Imagine what's going to happen when the torch relay comes to San Francisco, its only North American stop, on April 9 and protesters get a chance to unleash their full fury. The city's mayor has already said no one will be prevented from demonstrating as the torch travels through the city, and city officials have even debated whether to use the event to criticize China's human rights record themselves.
The Olympics are five months away, and already they're a public relations nightmare. The Chinese thought they would stage the grandest games ever and the world would applaud, but a good portion of the world appears to be growing increasingly uneasy with the whole thing.
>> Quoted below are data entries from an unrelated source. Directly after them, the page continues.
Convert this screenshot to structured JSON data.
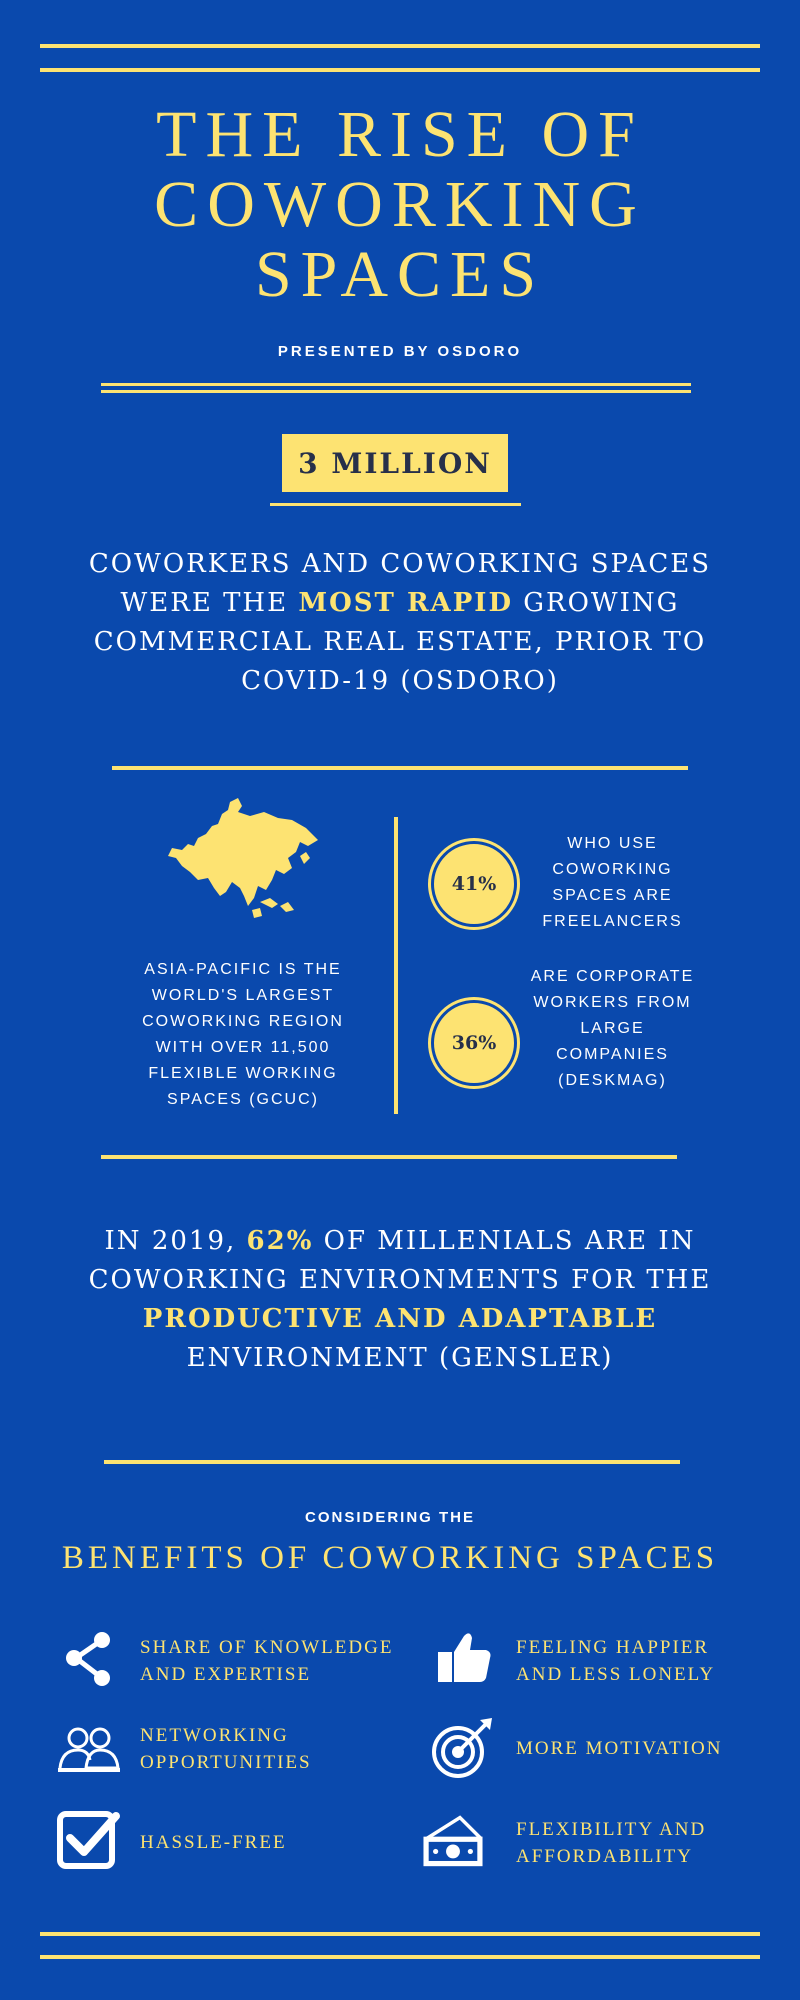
{
  "title": "THE RISE OF\nCOWORKING\nSPACES",
  "presented_by": "PRESENTED BY OSDORO",
  "badge": "3 MILLION",
  "intro": {
    "p1": "COWORKERS AND COWORKING SPACES WERE THE ",
    "highlight": "MOST RAPID",
    "p2": " GROWING COMMERCIAL REAL ESTATE, PRIOR TO COVID-19 (OSDORO)"
  },
  "asia": {
    "text": "ASIA-PACIFIC IS THE WORLD'S LARGEST COWORKING REGION WITH OVER 11,500 FLEXIBLE WORKING SPACES (GCUC)",
    "map_icon": "asia-map-icon"
  },
  "stats": [
    {
      "value": "41%",
      "text": "WHO USE COWORKING SPACES ARE FREELANCERS"
    },
    {
      "value": "36%",
      "text": "ARE CORPORATE WORKERS FROM LARGE COMPANIES (DESKMAG)"
    }
  ],
  "millenials": {
    "p1": "IN 2019, ",
    "h1": "62%",
    "p2": " OF MILLENIALS ARE IN COWORKING ENVIRONMENTS FOR THE ",
    "h2": "PRODUCTIVE AND ADAPTABLE",
    "p3": " ENVIRONMENT (GENSLER)"
  },
  "considering": "CONSIDERING THE",
  "benefits_title": "BENEFITS OF COWORKING SPACES",
  "benefits": [
    {
      "label": "SHARE OF KNOWLEDGE\nAND EXPERTISE",
      "icon": "share-icon"
    },
    {
      "label": "FEELING HAPPIER\nAND LESS LONELY",
      "icon": "thumbs-up-icon"
    },
    {
      "label": "NETWORKING\nOPPORTUNITIES",
      "icon": "people-icon"
    },
    {
      "label": "MORE MOTIVATION",
      "icon": "target-icon"
    },
    {
      "label": "HASSLE-FREE",
      "icon": "checkbox-icon"
    },
    {
      "label": "FLEXIBILITY AND\nAFFORDABILITY",
      "icon": "money-icon"
    }
  ],
  "colors": {
    "background": "#0a49ad",
    "accent": "#fde372",
    "dark_text": "#27304a"
  }
}
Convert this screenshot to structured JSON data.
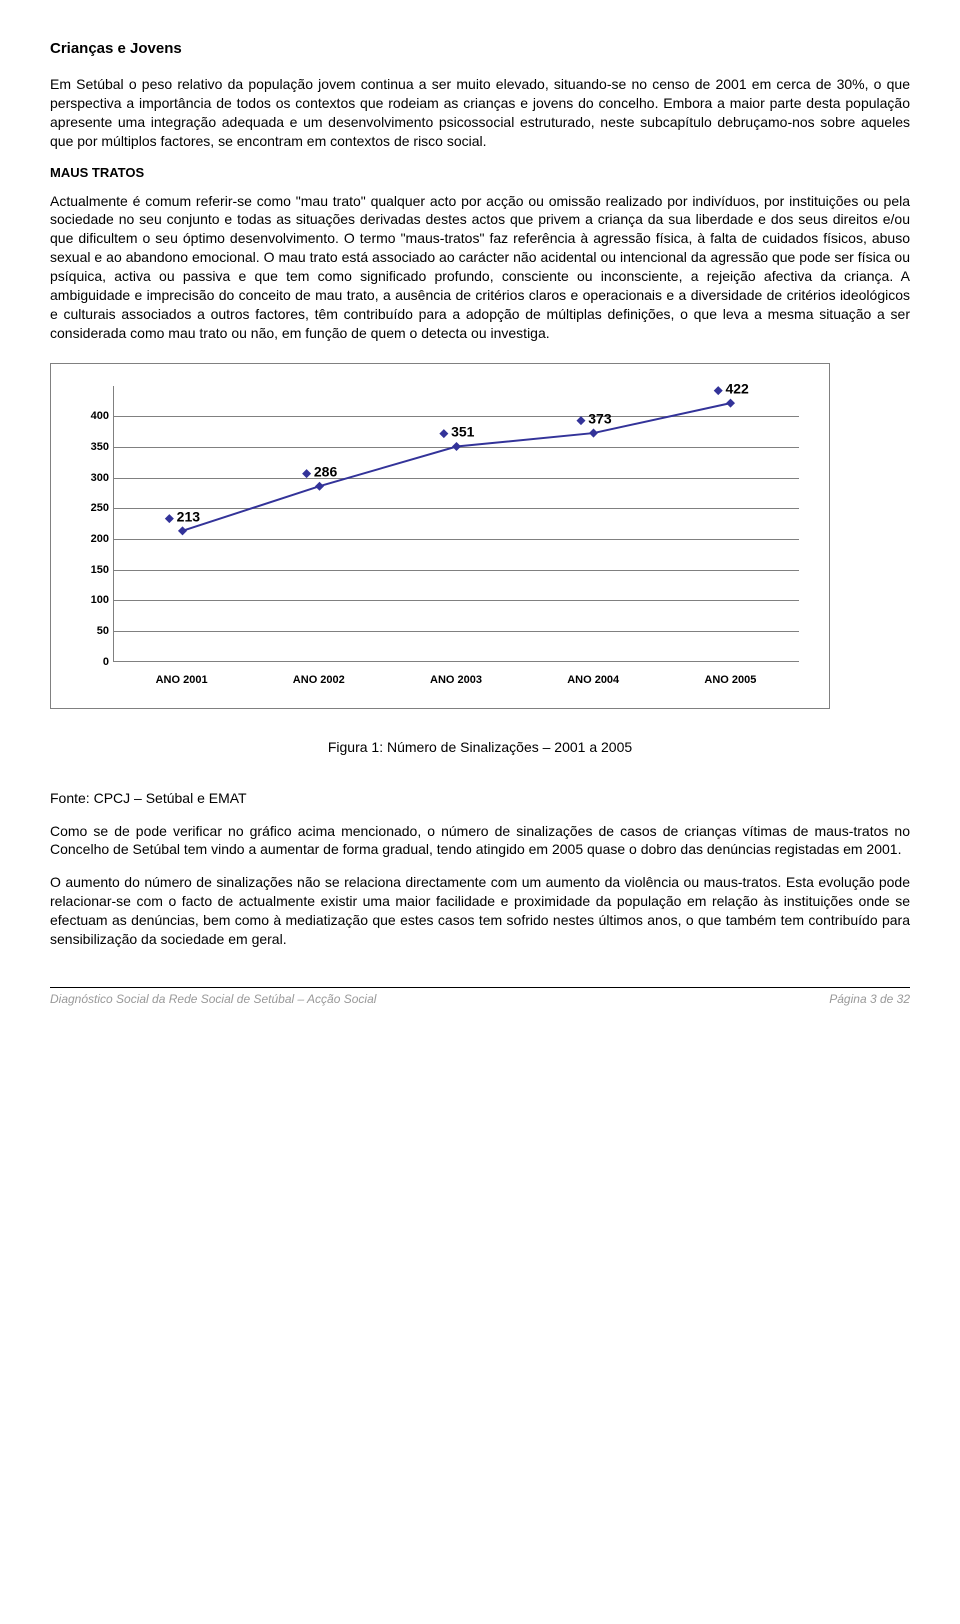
{
  "title": "Crianças e Jovens",
  "para1": "Em Setúbal o peso relativo da população jovem continua a ser muito elevado, situando-se no censo de 2001 em cerca de 30%, o que perspectiva a importância de todos os contextos que rodeiam as crianças e jovens do concelho. Embora a maior parte desta população apresente uma integração adequada e um desenvolvimento psicossocial estruturado, neste subcapítulo debruçamo-nos sobre aqueles que por múltiplos factores, se encontram em contextos de risco social.",
  "subheading": "MAUS TRATOS",
  "para2": "Actualmente é comum referir-se como \"mau trato\" qualquer acto por acção ou omissão realizado por indivíduos, por instituições ou pela sociedade no seu conjunto e todas as situações derivadas destes actos que privem a criança da sua liberdade e dos seus direitos e/ou que dificultem o seu óptimo desenvolvimento. O termo \"maus-tratos\" faz referência à agressão física, à falta de cuidados físicos, abuso sexual e ao abandono emocional. O mau trato está associado ao carácter não acidental ou intencional da agressão que pode ser física ou psíquica, activa ou passiva e que tem como significado profundo, consciente ou inconsciente, a rejeição afectiva da criança. A ambiguidade e imprecisão do conceito de mau trato, a ausência de critérios claros e operacionais e a diversidade de critérios ideológicos e culturais associados a outros factores, têm contribuído para a adopção de múltiplas definições, o que leva a mesma situação a ser considerada como mau trato ou não, em função de quem o detecta ou investiga.",
  "chart": {
    "type": "line",
    "categories": [
      "ANO 2001",
      "ANO 2002",
      "ANO 2003",
      "ANO 2004",
      "ANO 2005"
    ],
    "values": [
      213,
      286,
      351,
      373,
      422
    ],
    "line_color": "#333399",
    "marker_color": "#333399",
    "marker_symbol": "◆",
    "grid_color": "#808080",
    "ylim": [
      0,
      400
    ],
    "ytick_step": 50,
    "tick_fontsize": 11,
    "label_fontsize": 14,
    "background_color": "#ffffff"
  },
  "caption": "Figura 1: Número de Sinalizações – 2001 a 2005",
  "source": "Fonte: CPCJ – Setúbal e EMAT",
  "para3": "Como se de pode verificar no gráfico acima mencionado, o número de sinalizações de casos de crianças vítimas de maus-tratos no Concelho de Setúbal tem vindo a aumentar de forma gradual, tendo atingido em 2005 quase o dobro das denúncias registadas em 2001.",
  "para4": "O aumento do número de sinalizações não se relaciona directamente com um aumento da violência ou maus-tratos. Esta evolução pode relacionar-se com o facto de actualmente existir uma maior facilidade e proximidade da população em relação às instituições onde se efectuam as denúncias, bem como à mediatização que estes casos tem sofrido nestes últimos anos, o que também tem contribuído para sensibilização da sociedade em geral.",
  "footer_left": "Diagnóstico Social da Rede Social de Setúbal – Acção Social",
  "footer_right": "Página 3 de 32"
}
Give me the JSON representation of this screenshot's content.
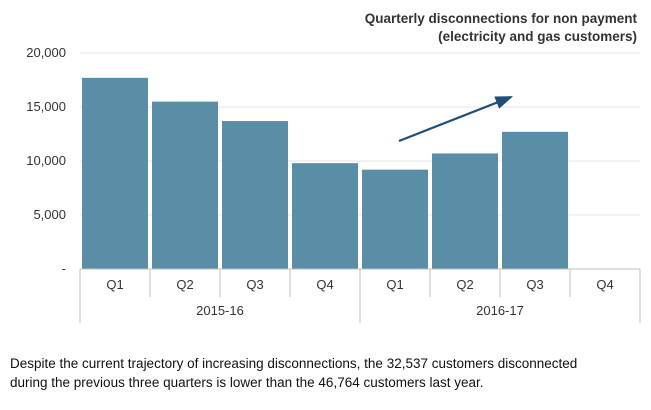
{
  "chart_data": {
    "type": "bar",
    "title_lines": [
      "Quarterly disconnections for non payment",
      "(electricity and gas customers)"
    ],
    "categories": [
      "Q1",
      "Q2",
      "Q3",
      "Q4",
      "Q1",
      "Q2",
      "Q3",
      "Q4"
    ],
    "groups": [
      {
        "label": "2015-16",
        "categories": [
          "Q1",
          "Q2",
          "Q3",
          "Q4"
        ]
      },
      {
        "label": "2016-17",
        "categories": [
          "Q1",
          "Q2",
          "Q3",
          "Q4"
        ]
      }
    ],
    "values": [
      17700,
      15500,
      13700,
      9800,
      9200,
      10700,
      12700,
      null
    ],
    "yticks": [
      "-",
      "5,000",
      "10,000",
      "15,000",
      "20,000"
    ],
    "ylim": [
      0,
      20000
    ],
    "grid": true,
    "bar_color": "#5a8ea6",
    "annotation": {
      "type": "trend-arrow",
      "color": "#1f4e79"
    }
  },
  "caption_lines": [
    "Despite the current trajectory of increasing disconnections, the 32,537 customers disconnected",
    "during the previous three quarters is lower than the 46,764 customers last year."
  ]
}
There were always issues with these Olympics, as there are with any Olympics. British officials wanted to muzzle their athletes during the games, the U.S. State Department warned anyone attending that they would likely be under surveillance, and the choking pollution in Beijing might keep some athletes away.
But now there are really big issues, and the Chinese aren't doing themselves any favors in clumsy and heavy-handed attempts to separate them from the field of play.
None are bigger than Darfur and Tibet, and Chinese officials have to be worried about what is to come after seeing what was supposed to be a glorious torch lighting ceremony overshadowed by demonstrators in Greece. Months of protests leading up to the Olympics will be bad enough, but what happens if protests break out during the games in Beijing and are put down violently?
At least one group has already announced its intentions to make a scene.
"We are planning some actions during the games themselves in Beijing," said Jill Savitt, executive director of Dream for Darfur. "We're not going to release the details of those yet for fear we wouldn't be able to pull off those events."
Indeed, the very Olympics that the Chinese want to use to show off their country will be used by activists to show things that may not be so pretty. Though there has been some idle talk about possible boycotts because of Tibet, both sides want these games to go ahead for reasons of their own.
IOC president Jacques Rogge said much the same thing yesterday in an interview with The Associated Press before the torch ceremony that went bad.
"Awarding the games to China has put China in the limelight and opened the issues up to the world," Rogge said. "Tibet, rightfully so, is on the front page. But it would not be on the front page if the games were not being organized in China."
The Chinese wanted these games badly, and they got them. They're spending untold billions to put on a spectacle for the world.
But they're finding out early that they can't always control what the world sees.